Characterization of Bacterial Biofilm Composition

Bacterial strains were grown in TSBYE in a sterile 8-well treated μ-Slide (Ibidi) under 5% CO₂ at 37°C for 16 h. The biofilm samples were gently washed with PBS three times to remove unattached cells followed by incubation in 5% bovine serum albumin (BSA) in PBS for 1h. S. parasanguinis was incubated with a polyclonal antibody that recognizes the surface amylase binding protein (AbpA) [17 (link)] or a monoclonal antibody that recognizes the surface fimbriae protein Fap1 [20 (link)]. P. aeruginosa was incubated with a monoclonal antibody that recognizes an outer membrane protein (Omp) (Abcam). Alginate was probed using a polyclonal antibody that was provided as a gift from Dr. Gerald B. Pier at Harvard University [55 (link)]. The biofilms were washed 3 times with PBS to remove the unattached primary antibodies and then incubated with fluorescent-conjugated secondary antibodies (Molecular Probes) for 30 min.

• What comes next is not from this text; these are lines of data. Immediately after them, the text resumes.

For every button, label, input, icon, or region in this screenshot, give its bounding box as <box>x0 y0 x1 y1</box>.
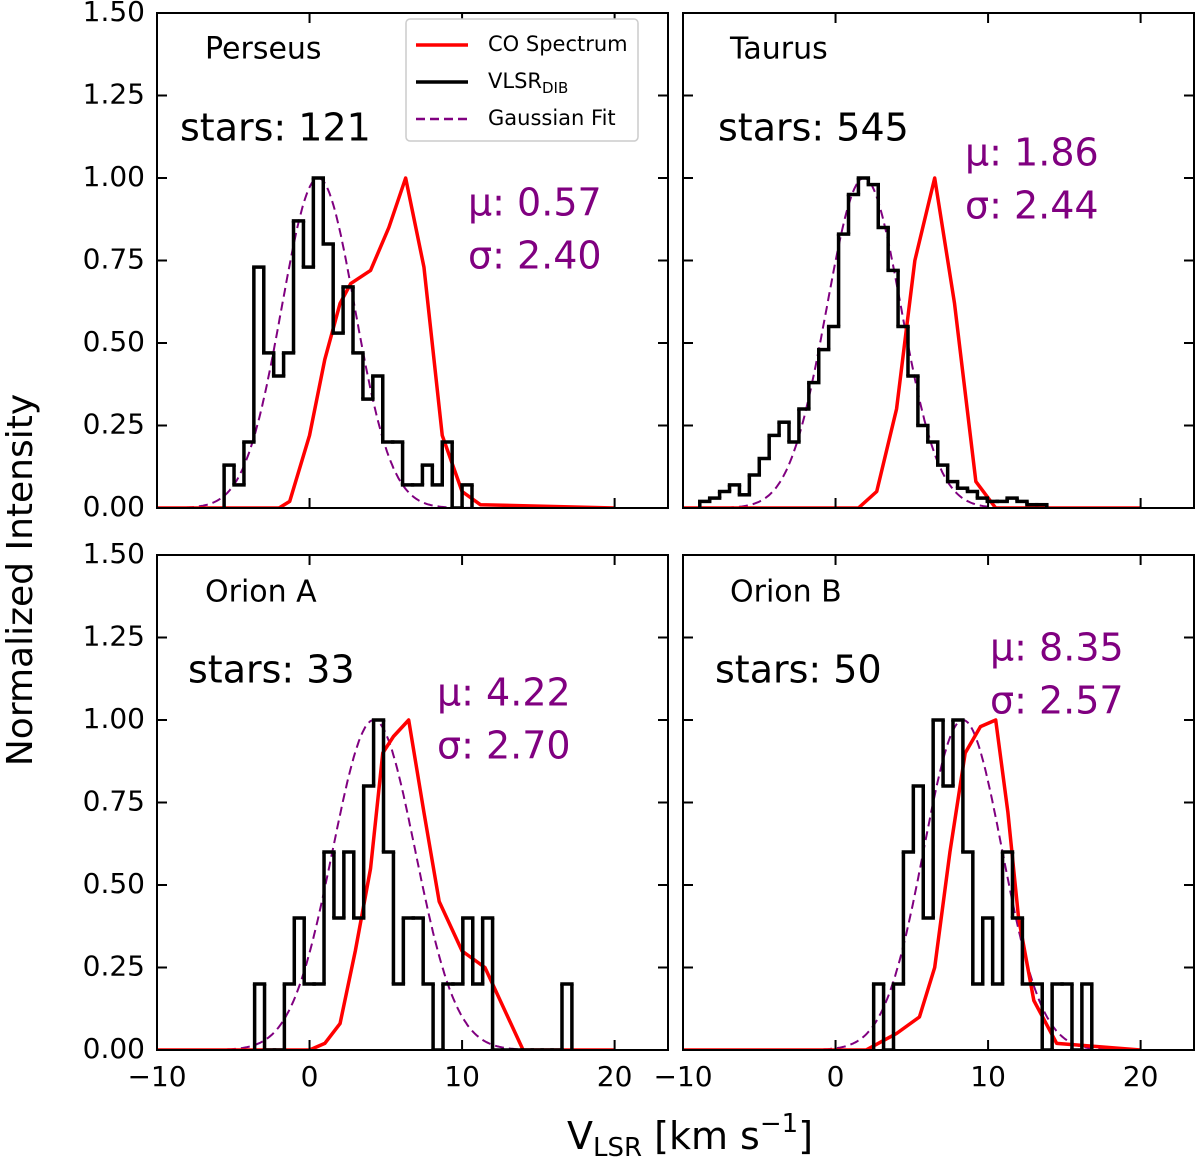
panel-title: Orion A <box>205 575 317 610</box>
legend-label: Gaussian Fit <box>488 106 616 130</box>
x-tick-label: −10 <box>127 1060 186 1093</box>
mu-label: μ: 8.35 <box>990 626 1124 670</box>
x-tick-label: 10 <box>444 1060 480 1093</box>
y-tick-label: 0.25 <box>83 950 145 983</box>
y-axis-label: Normalized Intensity <box>0 394 41 766</box>
sigma-label: σ: 2.70 <box>437 724 571 768</box>
plot-area <box>157 718 668 1050</box>
axes-frame <box>156 554 669 1051</box>
panel-title: Orion B <box>730 575 842 610</box>
mu-label: μ: 0.57 <box>468 181 602 225</box>
panel-title: Perseus <box>205 32 322 67</box>
x-label-sup: −1 <box>760 1109 798 1139</box>
y-tick-label: 1.00 <box>83 160 145 193</box>
star-count: stars: 545 <box>718 106 909 150</box>
y-tick-label: 1.00 <box>83 702 145 735</box>
legend-box <box>405 18 639 142</box>
x-tick-label: −10 <box>653 1060 712 1093</box>
x-label-end: ] <box>798 1114 813 1158</box>
co-spectrum <box>683 718 1141 1050</box>
x-tick-label: 0 <box>301 1060 319 1093</box>
x-tick-label: 0 <box>827 1060 845 1093</box>
y-tick-label: 0.25 <box>83 408 145 441</box>
y-tick-label: 0.50 <box>83 325 145 358</box>
x-axis-label: VLSR [km s−1] <box>567 1109 813 1163</box>
x-tick-label: 20 <box>1123 1060 1159 1093</box>
sigma-label: σ: 2.44 <box>965 184 1099 228</box>
y-tick-label: 0.50 <box>83 867 145 900</box>
co-spectrum <box>157 176 615 508</box>
sigma-label: σ: 2.40 <box>468 234 602 278</box>
x-label-mid: [km s <box>642 1114 760 1158</box>
gaussian-fit <box>683 718 1194 1050</box>
sigma-label: σ: 2.57 <box>990 679 1124 723</box>
x-label-main: V <box>567 1114 593 1158</box>
mu-label: μ: 4.22 <box>437 671 571 715</box>
star-count: stars: 33 <box>188 648 355 692</box>
y-tick-label: 0.00 <box>83 490 145 523</box>
legend-label: VLSRDIB <box>488 69 568 97</box>
axes-frame <box>156 12 669 509</box>
y-tick-label: 1.25 <box>83 78 145 111</box>
star-count: stars: 121 <box>180 106 371 150</box>
y-tick-label: 1.25 <box>83 620 145 653</box>
co-spectrum <box>157 718 615 1050</box>
gaussian-fit <box>157 718 668 1050</box>
legend-name: CO Spectrum <box>488 32 628 56</box>
legend-name: Gaussian Fit <box>488 106 616 130</box>
gaussian-fit <box>157 176 668 508</box>
plot-area <box>683 718 1194 1050</box>
legend-name: VLSR <box>488 69 542 93</box>
legend-sub: DIB <box>542 79 568 97</box>
plot-area <box>157 176 668 508</box>
x-label-sub: LSR <box>593 1133 642 1163</box>
x-tick-label: 20 <box>597 1060 633 1093</box>
co-spectrum <box>683 176 1141 508</box>
y-tick-label: 0.75 <box>83 785 145 818</box>
star-count: stars: 50 <box>715 648 882 692</box>
legend-label: CO Spectrum <box>488 32 628 56</box>
plot-area <box>683 176 1194 508</box>
y-tick-label: 0.00 <box>83 1032 145 1065</box>
axes-frame <box>682 12 1195 509</box>
mu-label: μ: 1.86 <box>965 131 1099 175</box>
axes-frame <box>682 554 1195 1051</box>
y-tick-label: 1.50 <box>83 537 145 570</box>
panel-title: Taurus <box>729 32 828 67</box>
x-tick-label: 10 <box>970 1060 1006 1093</box>
y-tick-label: 1.50 <box>83 0 145 28</box>
y-tick-label: 0.75 <box>83 243 145 276</box>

Alexa Fluor 594 (red)-conjugated goat anti-mouse IgG and Alexa Fluor 488 (green)-conjugated goat anti-rabbit IgG were used to stain bacterial cells and alginate. The stained samples were then washed 3 times prior to detection using a fluorescence (Nikon X-Cite series 120 PC) or a Nikon A1+ confocal laser scanning microscope (CLSM) (Nikon Instruments Inc.). NIS Elements microscopy imaging software was used to calculate biofilm biomass and co-localization.